The sector body has warned that this will lead to food shortages on supermarket shelves by the Autumn, and due to the difficulty in recruiting European drivers following Brexit, it has called on the UK Government to include HGV drivers on the Skilled Worker Shortage Occupation List.

Read more - Haulage sector must change or more drivers will quit

Over the last few years, Scotland has had a deficit of around 11,000 drivers – 60,000 UK-wide – as the industry has struggled to recruit and retain new blood. Scotland director of the Road Haulage Association, Martin Reid, said that this number has been exacerbated in the past year with training grinding to a near halt during the pandemic, amongst other challenges.

“For a long time, we have been running short of the numbers required for haulage drivers, so throwing Covid-19, Brexit and recent tax procedures into the mix has created a perfect storm,” said Mr Reid.

“In England there are a lot of trucks parked up as they don’t have the drivers and deliveries are being compromised. This pinch is now being felt across the UK.”
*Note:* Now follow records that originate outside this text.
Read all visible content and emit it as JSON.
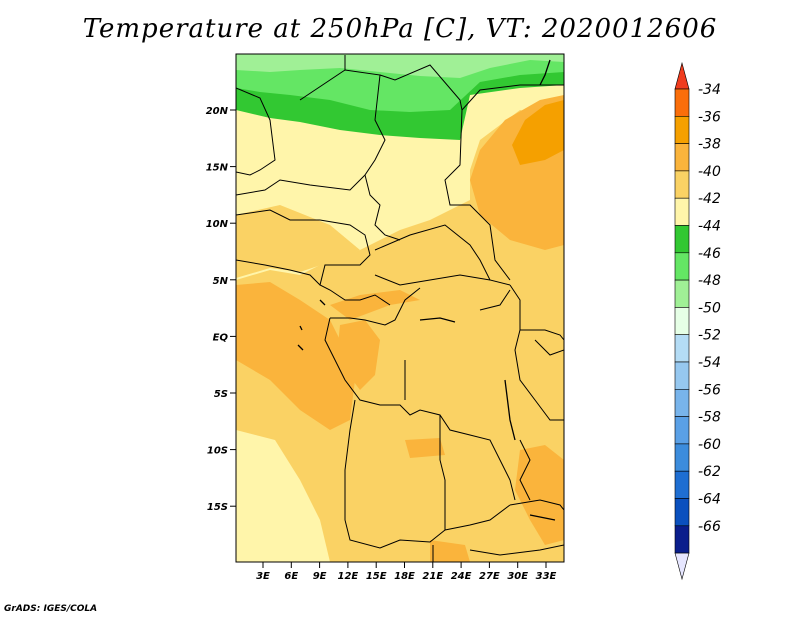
{
  "title": "Temperature at 250hPa [C], VT: 2020012606",
  "credit": "GrADS: IGES/COLA",
  "map": {
    "lat_ticks": [
      "20N",
      "15N",
      "10N",
      "5N",
      "EQ",
      "5S",
      "10S",
      "15S"
    ],
    "lon_ticks": [
      "3E",
      "6E",
      "9E",
      "12E",
      "15E",
      "18E",
      "21E",
      "24E",
      "27E",
      "30E",
      "33E"
    ]
  },
  "colorbar": {
    "labels": [
      "-34",
      "-36",
      "-38",
      "-40",
      "-42",
      "-44",
      "-46",
      "-48",
      "-50",
      "-52",
      "-54",
      "-56",
      "-58",
      "-60",
      "-62",
      "-64",
      "-66"
    ],
    "colors": {
      "top_arrow": "#f03c1e",
      "bins": [
        "#fa6e0a",
        "#f5a000",
        "#fab43c",
        "#fad264",
        "#fff5aa",
        "#32c832",
        "#64e664",
        "#a0f096",
        "#e6ffe6",
        "#b4dcf5",
        "#96c8f0",
        "#78b4eb",
        "#5aa0e6",
        "#3c8cdc",
        "#1e6ed2",
        "#0a50be",
        "#0a1e8c"
      ],
      "bottom_arrow": "#e6e6ff"
    }
  }
}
In a letter to the UK Transport Secretary, the RHA warned that a growing driver shortage will hit the supply chain and affect the Government’s plans to ‘build back better’ as hospitality opens up again.
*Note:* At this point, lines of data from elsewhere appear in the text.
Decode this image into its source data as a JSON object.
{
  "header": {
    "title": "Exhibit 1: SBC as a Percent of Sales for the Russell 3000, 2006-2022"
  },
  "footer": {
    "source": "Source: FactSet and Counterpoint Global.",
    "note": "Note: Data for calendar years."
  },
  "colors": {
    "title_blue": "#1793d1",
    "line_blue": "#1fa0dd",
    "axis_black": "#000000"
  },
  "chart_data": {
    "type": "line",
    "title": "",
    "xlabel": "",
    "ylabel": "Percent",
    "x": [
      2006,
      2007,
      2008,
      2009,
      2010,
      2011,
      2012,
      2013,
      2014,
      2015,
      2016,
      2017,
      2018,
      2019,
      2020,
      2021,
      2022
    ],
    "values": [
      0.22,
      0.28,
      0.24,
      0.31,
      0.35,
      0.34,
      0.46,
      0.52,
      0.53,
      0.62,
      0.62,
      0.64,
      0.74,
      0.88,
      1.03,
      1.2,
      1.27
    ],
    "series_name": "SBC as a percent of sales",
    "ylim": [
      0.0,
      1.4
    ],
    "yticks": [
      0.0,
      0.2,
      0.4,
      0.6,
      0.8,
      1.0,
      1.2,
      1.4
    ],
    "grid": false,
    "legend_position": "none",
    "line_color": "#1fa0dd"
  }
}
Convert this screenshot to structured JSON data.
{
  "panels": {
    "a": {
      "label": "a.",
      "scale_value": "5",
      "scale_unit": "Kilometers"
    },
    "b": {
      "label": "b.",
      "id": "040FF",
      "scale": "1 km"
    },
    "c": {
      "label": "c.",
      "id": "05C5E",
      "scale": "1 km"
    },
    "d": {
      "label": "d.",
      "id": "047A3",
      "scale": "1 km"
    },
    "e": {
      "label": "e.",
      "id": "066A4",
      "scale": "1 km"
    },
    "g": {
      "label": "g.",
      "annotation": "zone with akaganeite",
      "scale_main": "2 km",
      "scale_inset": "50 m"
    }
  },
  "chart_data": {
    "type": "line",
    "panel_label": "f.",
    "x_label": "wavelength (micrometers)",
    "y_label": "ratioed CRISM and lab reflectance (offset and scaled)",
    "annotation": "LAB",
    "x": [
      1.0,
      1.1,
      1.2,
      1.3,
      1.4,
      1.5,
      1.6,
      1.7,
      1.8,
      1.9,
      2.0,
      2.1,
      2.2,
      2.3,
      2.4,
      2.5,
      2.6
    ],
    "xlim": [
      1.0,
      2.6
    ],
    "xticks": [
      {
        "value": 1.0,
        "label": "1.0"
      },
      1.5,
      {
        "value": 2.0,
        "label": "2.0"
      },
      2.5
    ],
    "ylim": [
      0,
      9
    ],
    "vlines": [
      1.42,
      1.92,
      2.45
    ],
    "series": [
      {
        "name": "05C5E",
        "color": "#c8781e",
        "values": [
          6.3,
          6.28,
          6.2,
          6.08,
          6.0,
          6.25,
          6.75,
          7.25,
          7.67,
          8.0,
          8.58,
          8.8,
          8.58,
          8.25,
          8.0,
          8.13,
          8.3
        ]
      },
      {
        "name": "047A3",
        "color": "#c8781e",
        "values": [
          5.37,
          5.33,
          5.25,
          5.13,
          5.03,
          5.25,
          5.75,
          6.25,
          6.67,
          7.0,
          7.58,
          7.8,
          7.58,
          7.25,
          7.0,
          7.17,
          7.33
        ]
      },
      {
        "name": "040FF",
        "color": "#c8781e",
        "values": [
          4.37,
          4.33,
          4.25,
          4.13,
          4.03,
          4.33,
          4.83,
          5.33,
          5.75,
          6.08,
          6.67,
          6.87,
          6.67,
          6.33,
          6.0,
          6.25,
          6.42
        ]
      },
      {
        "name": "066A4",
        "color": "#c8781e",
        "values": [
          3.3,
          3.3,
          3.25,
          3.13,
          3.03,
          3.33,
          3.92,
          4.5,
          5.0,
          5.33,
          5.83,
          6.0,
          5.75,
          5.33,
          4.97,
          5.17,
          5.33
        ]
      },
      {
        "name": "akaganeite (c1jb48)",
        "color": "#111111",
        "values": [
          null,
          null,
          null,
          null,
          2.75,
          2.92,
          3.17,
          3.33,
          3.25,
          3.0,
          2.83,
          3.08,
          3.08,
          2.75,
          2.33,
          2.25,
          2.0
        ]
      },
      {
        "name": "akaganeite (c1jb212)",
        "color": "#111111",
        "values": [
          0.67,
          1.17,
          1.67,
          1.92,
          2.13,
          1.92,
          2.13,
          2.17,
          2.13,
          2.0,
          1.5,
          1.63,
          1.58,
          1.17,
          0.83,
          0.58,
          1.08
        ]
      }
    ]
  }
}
It read: “If we do not do something soon the industry will be unable to maintain the integrated supply chains and cope with artificial spikes caused by hot weather and the easing of lockdown, increasing demand for food and drink into supermarkets, pubs and restaurants and goods into retail outlets.”
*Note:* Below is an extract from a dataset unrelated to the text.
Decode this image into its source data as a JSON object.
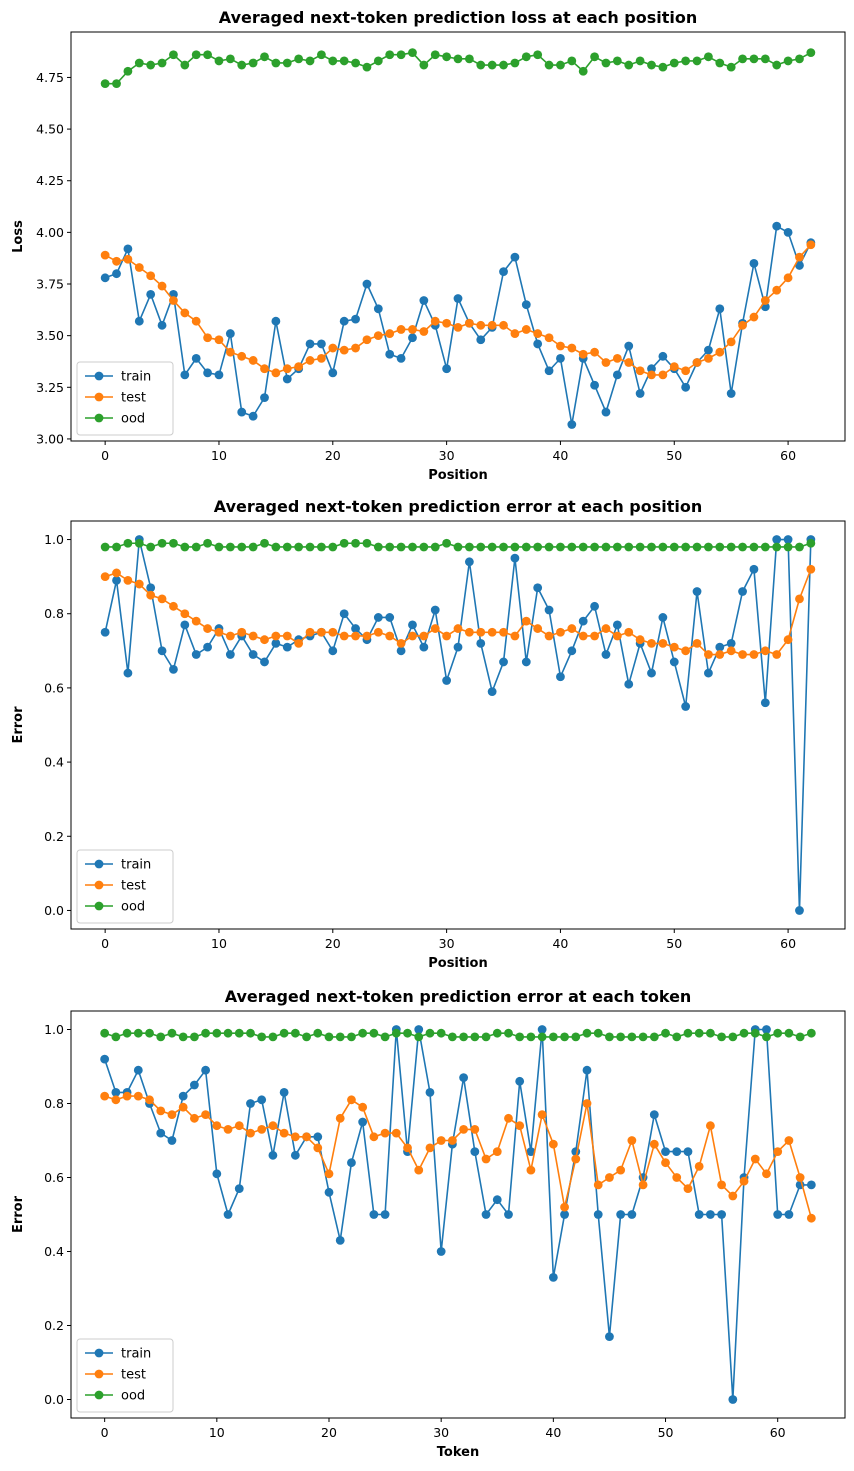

The Home Office has said that employers should be focusing on increasing a domestic workforce, rather than ‘relying on labour from abroad’. A spokesperson said: "The government is working with the haulage sector to promote jobs, training and a range of other initiatives to get more people into HGV driving.”

Responding, Mr Reid said that the RHA is planning for the future and has taken on 200 apprentices in Scotland in the last year, but that the UK Government needs to take action now to address shortages.

“It is a lazy comment by the Home Office, as of course everyone wants to develop our indigenous workforce, but that doesn’t help the challenges here and now. We have contracts now that need to be filled.”

NFU Scotland director of policy Jonnie Hall commented: “All inputs to a farm or croft, and their outputs, invariably require road transport and need a reliable haulage network staffed by qualified HGV drivers.

“Neither Scottish agriculture nor the food and drink sector it underpins can afford to be undermined by a lack of skilled drivers needed to make supply chains work. The disruption to supply chains during the pandemic, particularly in the early days, shows how important road haulage is to all parts of the economy.”